Current guidelines now recommend initiation of HAART when CD4 counts drop to 350 cells · µL−1 and may be given with counts of 350-500 cells · µL−1 (66). Earlier treatment may improve immunologic and virologic outcomes but may also increase drug toxicity and the rate of development of drug resistance. Only 20%, 26%, and 46% of those starting
HAART with CD4 counts of less than 50, 50-200, and 200-350 cells · µL−1, respectively, achieved cell counts over 800 cells · µL−1 7 years after initiation of therapy. If CD4 cell counts were 350-500 or over 500 cells · µL−1, the rates improved to 73% and 87%, respectively (27).
Treatment may also be considered in those with high viral loads, rapidly decreasing CD4 cell counts, or low CD4 percentage. Deaths from non-AIDS causes are increased with lower CD4 cell counts. Those on intermittent HAART had higher rates of cardiovascular, renal, hepatic, and pancreatic disease than those on continuous HAART. Patients must adhere to antiretroviral regimens to obtain optimum outcome (1,65,66).
Drug toxicities include myopathy, neuropathy, pancreatitis, cardiomyopathy, bone marrow suppression, nephrotoxicity, lactic acidosis with hepatic steatosis, osteonecrosis, osteoporosis, insulin resistance, hyperglycemia, hyperlipidemia, and lipodystrophy. All of these, even in their mildest forms, could have adverse effects on athletic performance (9,61,63,70).
The fusion inhibitors enfuvirtide, maraviroc, cenicriviroc, and ibalizumab may prove to be a tremendous advancement in HIV therapy. These attach to cell surface proteins of the CD4 cells or HIV to prevent the virus from entering the immune system. This may be especially beneficial in the treatment of drug-resistant HIV. Current drawbacks include subcutaneous administration, cost, and experimental status (61).
Other Medications and Supplements
Testosterone supplementation (transdermal or injection) has been used to improve hypogonadism, loss of lean body mass and muscle wasting, and increased visceral fat in HIV-positive males. Injection of 300 mg of testosterone enanthate for 16 weeks resulted in significant increase in lean body mass, strength, mental health, and quality-of-life scores compared to placebo; however, walking speed, stair climbing ability, fatigue, and mood scores were no different between the groups (34,48).

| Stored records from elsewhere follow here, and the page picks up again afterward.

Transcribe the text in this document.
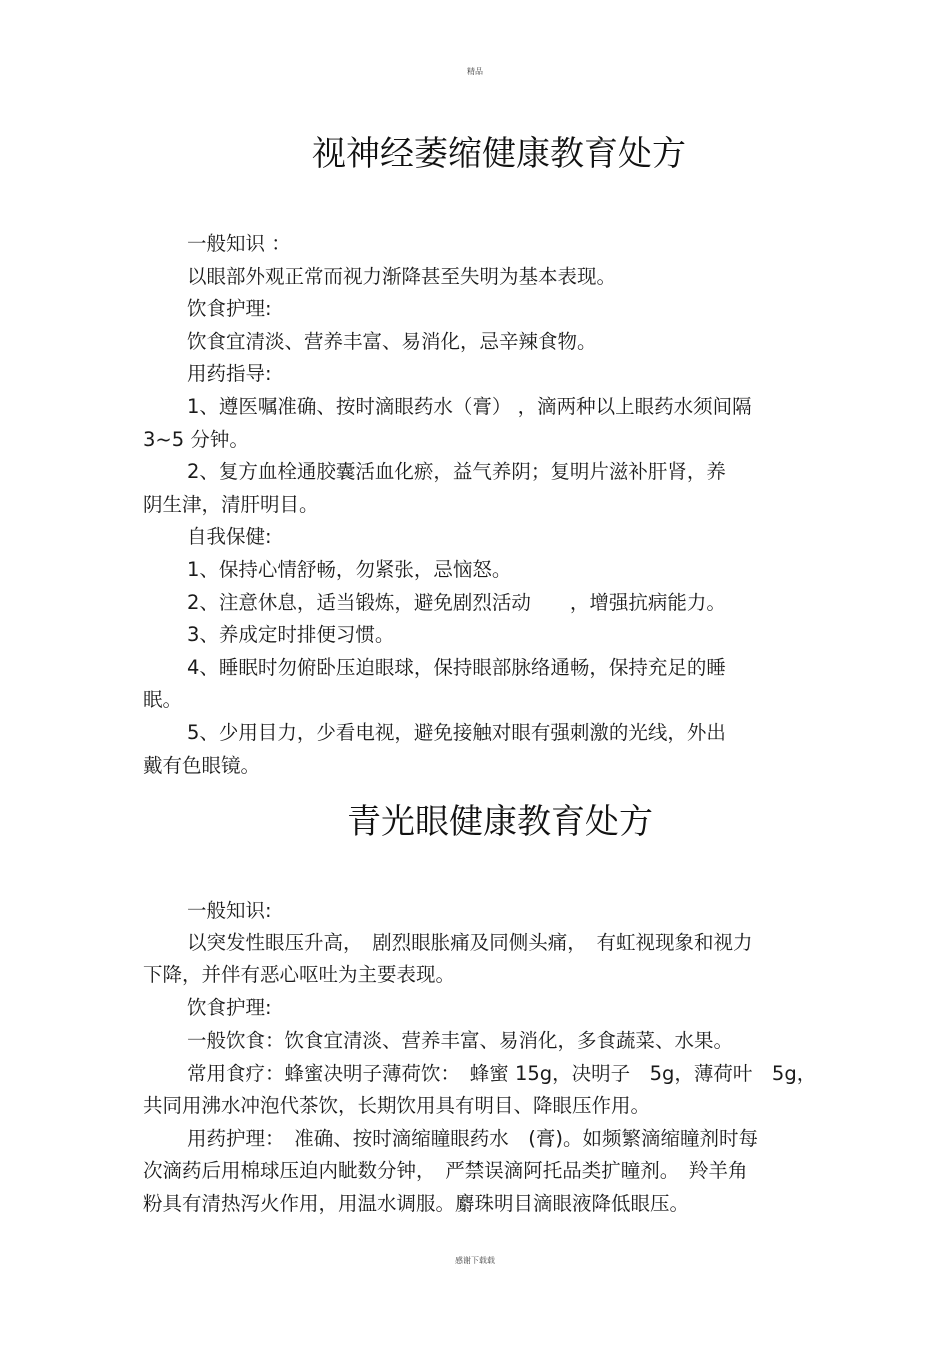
精品
视神经萎缩健康教育处方
一般知识 ：
以眼部外观正常而视力渐降甚至失明为基本表现。
饮食护理:
饮食宜清淡、营养丰富、易消化，忌辛辣食物。
用药指导:
1、遵医嘱准确、按时滴眼药水（膏） ，滴两种以上眼药水须间隔
3~5 分钟。
2、复方血栓通胶囊活血化瘀，益气养阴；复明片滋补肝肾，养
阴生津，清肝明目。
自我保健:
1、保持心情舒畅，勿紧张，忌恼怒。
2、注意休息，适当锻炼，避免剧烈活动　　，增强抗病能力。
3、养成定时排便习惯。
4、睡眠时勿俯卧压迫眼球，保持眼部脉络通畅，保持充足的睡
眠。
5、少用目力，少看电视，避免接触对眼有强刺激的光线，外出
戴有色眼镜。
青光眼健康教育处方
一般知识:
以突发性眼压升高，　剧烈眼胀痛及同侧头痛，　有虹视现象和视力
下降，并伴有恶心呕吐为主要表现。
饮食护理:
一般饮食：饮食宜清淡、营养丰富、易消化，多食蔬菜、水果。
常用食疗：蜂蜜决明子薄荷饮：　蜂蜜 15g，决明子　5g，薄荷叶　5g，
共同用沸水冲泡代茶饮，长期饮用具有明目、降眼压作用。
用药护理：　准确、按时滴缩瞳眼药水　(膏)。如频繁滴缩瞳剂时每
次滴药后用棉球压迫内眦数分钟，　严禁误滴阿托品类扩瞳剂。　羚羊角
粉具有清热泻火作用，用温水调服。麝珠明目滴眼液降低眼压。
感谢下载载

Growth hormone and the growth hormone analog tesamorelin have been shown to decrease visceral fat and increase lean mass in HIV-positive patients suffering from lipodystrophy associated with use of antiviral therapies (2,48). Glutamine and arginine are amino acids essential for immune system function. Both are used during exercise, and deficiencies may have a detrimental effect on tissue recovery and immune function. Supplementation may improve cytokine profile and immunologic function in HIV-positive patients. High-dose arginine supplementation (12 g · d−1) may increase weight gain in HIV-positive patients and may benefit those suffering from chronic or acute infection (20). Preliminary studies have shown that cysteine supplementation in HIV-positive individuals may slow disease progression and prevent muscle wasting, but further research is needed before recommendations can be made (14).

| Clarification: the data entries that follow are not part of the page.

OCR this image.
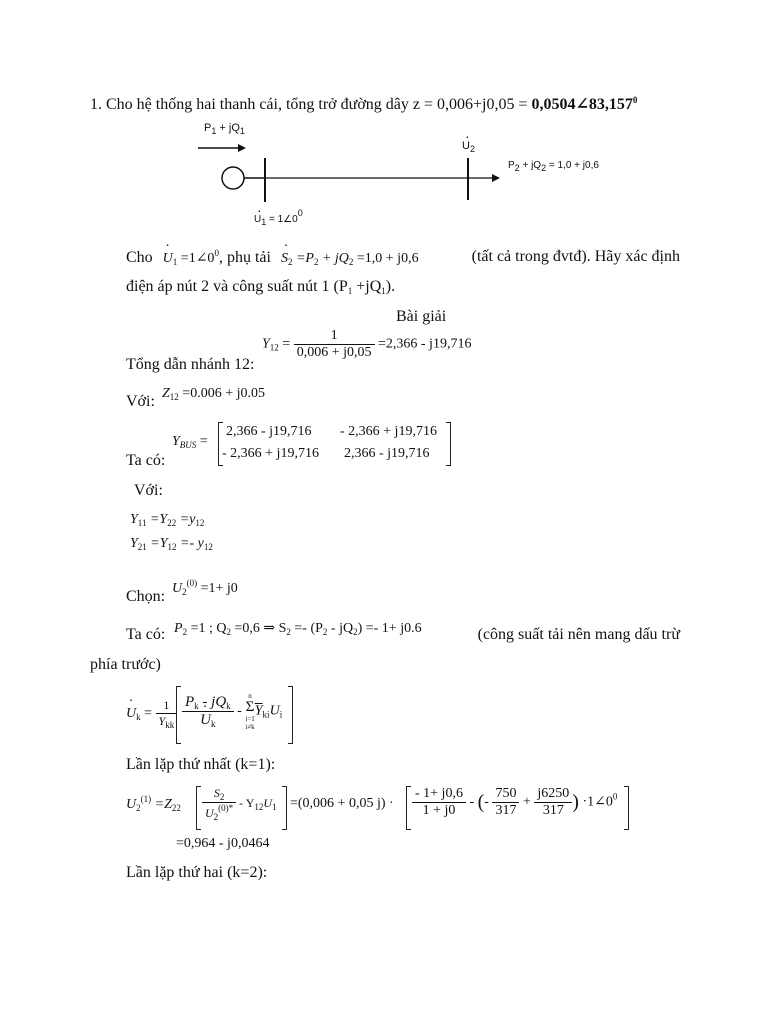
1. Cho hệ thống hai thanh cái, tổng trở đường dây $z = 0,006+j0,05 = 0,0504\angle 83,157^0$
$P_1 + jQ_1$
· $U_2$
P2 + jQ2 = 1,0 + j0,6
· U1 = 1∠00
Cho · $U_1$ $=1\angle 0^0$, phụ tải · $S_2 =P_2 + jQ_2 =1,0 + j0,6$	(tất cả trong đvtđ). Hãy xác định
điện áp nút 2 và công suất nút 1 $(P_1 +jQ_1)$.
Bài giải
Tổng dẫn nhánh 12:
$Y_{12} = \frac{1}{0,006 + j0,05} =2,366 - j19,716$
Với: $Z_{12} =0.006 + j0.05$
Ta có:
$Y_{BUS}$ =
2,366 - j19,716 - 2,366 + j19,716
- 2,366 + j19,716 2,366 - j19,716
Với:
$Y_{11} =Y_{22} =y_{12}$
$Y_{21} =Y_{12} =- y_{12}$
Chọn: $U_2^{(0)} =1+ j0$
Ta có: $P_2 =1$ ; $Q_2 =0,6$ ⇒ $S_2 =- (P_2 - jQ_2) =- 1+ j0.6$	(công suất tải nên mang dấu trừ
phía trước)
· $U_k = \frac{1}{Y_{kk}} P_k - jQ_k$
· $U_k$ -
n
Σ
i=1
i≠k
$\overline{Y}_{ki}U_i$
Lần lặp thứ nhất (k=1):
$U_2^{(1)} =Z_{22} \frac{S_2}{U_2^{(0)*}} - Y_{12}U_1 =(0,006 + 0,05$ $j) \cdot \frac{- 1+ j0,6}{1 + j0}$ - (- $\frac{750}{317} + \frac{j6250}{317}$ ) $\cdot 1\angle 0^0$
=0,964 - j0,0464
Lần lặp thứ hai (k=2):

Creatine supplementation during a 14-week resistance exercise program in HIV-positive patients resulted in nonsignificant increase in lean body mass but no difference in strength gains compared to placebo. Both groups had improved muscle size, strength, and overall function. Creatine supplementation may be considered in HIV-positive patients engaged in resistance training (67).
Oral nutritional supplementation may increase protein synthesis, body weight, and fat mass in HIV-positive individuals (39).
Future therapy for HIV treatment and prevention will focus on the development of new antiretroviral agents, genetic engineering, stem cell research, immunotherapy, and vaccine therapy (62).